SB3000’s Chief R&D Officer has advocated on behalf of the company’s continuous manufacturing technology
Speaking at the ‘Innovative Chemistry for Peptide Manufacturing and Analysis’ conference, SB3000’s Chief R&D Officer Jens Bukrinski argued the company’s continuous manufacturing μLOT technology could reduce the pharmaceutical industry’s use of toxic chemicals by as much as 100 times.
Batch manufacturing has long been the standard for peptide pharmaceutical manufacturing, but it is hugely inefficient, SB3000 says, requiring massive facilities and vast quantities of toxic raw materials. Peptide manufacture is one of the most wasteful and least green chemical processes, and peptide synthesis is almost universally carried out in toxic solvents, the company says. Typically, more than 4000 kg of solvents are required to produce just one kilo of drug.

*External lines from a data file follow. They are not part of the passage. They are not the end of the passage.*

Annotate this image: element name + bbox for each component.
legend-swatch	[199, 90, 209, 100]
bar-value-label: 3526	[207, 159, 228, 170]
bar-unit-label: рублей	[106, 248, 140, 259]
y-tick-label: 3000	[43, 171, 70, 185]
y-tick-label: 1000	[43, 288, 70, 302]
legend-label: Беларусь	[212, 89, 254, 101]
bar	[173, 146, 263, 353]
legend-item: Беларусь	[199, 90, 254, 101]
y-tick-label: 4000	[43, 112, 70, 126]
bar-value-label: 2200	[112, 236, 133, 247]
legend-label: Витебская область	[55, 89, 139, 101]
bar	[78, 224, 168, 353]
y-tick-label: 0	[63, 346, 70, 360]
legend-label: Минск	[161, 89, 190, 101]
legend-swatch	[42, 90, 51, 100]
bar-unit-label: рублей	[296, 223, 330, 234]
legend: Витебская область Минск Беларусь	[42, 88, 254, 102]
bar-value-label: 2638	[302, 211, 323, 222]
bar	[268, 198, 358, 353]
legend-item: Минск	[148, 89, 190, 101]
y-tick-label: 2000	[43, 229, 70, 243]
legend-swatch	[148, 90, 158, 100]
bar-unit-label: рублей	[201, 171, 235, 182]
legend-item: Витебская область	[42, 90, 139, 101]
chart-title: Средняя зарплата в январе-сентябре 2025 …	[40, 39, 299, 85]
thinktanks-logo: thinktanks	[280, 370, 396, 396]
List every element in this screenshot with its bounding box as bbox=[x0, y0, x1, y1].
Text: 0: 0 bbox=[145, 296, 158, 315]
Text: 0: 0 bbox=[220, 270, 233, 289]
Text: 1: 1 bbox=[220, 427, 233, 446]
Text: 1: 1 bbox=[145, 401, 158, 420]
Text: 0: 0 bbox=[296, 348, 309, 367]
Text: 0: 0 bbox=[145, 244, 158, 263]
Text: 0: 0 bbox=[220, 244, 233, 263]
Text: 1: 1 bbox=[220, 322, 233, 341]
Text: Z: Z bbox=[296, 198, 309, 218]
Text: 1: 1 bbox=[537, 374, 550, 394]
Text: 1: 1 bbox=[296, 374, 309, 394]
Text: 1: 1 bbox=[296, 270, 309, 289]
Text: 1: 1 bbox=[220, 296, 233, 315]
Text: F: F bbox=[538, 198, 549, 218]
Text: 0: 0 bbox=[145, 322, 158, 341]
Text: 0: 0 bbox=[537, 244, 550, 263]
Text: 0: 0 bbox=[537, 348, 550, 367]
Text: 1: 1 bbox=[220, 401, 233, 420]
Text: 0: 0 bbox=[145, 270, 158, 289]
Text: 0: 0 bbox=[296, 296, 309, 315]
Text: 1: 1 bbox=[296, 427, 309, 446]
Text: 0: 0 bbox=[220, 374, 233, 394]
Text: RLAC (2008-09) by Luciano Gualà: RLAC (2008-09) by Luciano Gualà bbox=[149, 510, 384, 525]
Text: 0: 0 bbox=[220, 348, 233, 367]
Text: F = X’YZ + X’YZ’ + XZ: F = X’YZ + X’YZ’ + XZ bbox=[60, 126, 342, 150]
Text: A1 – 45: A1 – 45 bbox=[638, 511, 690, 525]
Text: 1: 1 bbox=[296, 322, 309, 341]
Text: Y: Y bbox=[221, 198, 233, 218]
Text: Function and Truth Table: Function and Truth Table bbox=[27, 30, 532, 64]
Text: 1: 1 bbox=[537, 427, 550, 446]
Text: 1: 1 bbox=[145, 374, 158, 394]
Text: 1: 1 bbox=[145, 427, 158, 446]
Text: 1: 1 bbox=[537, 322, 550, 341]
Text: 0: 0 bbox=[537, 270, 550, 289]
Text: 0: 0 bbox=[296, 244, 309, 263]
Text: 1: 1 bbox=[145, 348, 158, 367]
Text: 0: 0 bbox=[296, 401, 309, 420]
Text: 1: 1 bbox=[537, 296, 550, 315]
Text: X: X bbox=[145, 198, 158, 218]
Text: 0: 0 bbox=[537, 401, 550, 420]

SB3000 says its μLOT continuous manufacturing enabling technology uses a chemical production line which can be constantly monitored in real time, uses just a tenth of the solvent required in batch processing.
The FDA is actively encouraging a move to continuous manufacturing in the pharma industry. It’s said continuous manufacturing will reduce drug shortages, minimise batch manufacturing scale-up issues, and enable shorter process times, improve quality control, generate smaller footprints, and increased flexibility in scale.
Bukrinski said during his presentation: “μLOT allows for continuous manufacturing of peptides at large scale, with hugely reduced environmental impact. For example, liraglutideiii is currently manufactured as a recombinant peptide in yeast. If manufactured synthetically with current batch SPPS it would generate 16,000 tons of toxic waste per year. Switching to continuous manufacturing using μLOT would cut toxic waste by 100 times to just 160 tons toxic waste per year.”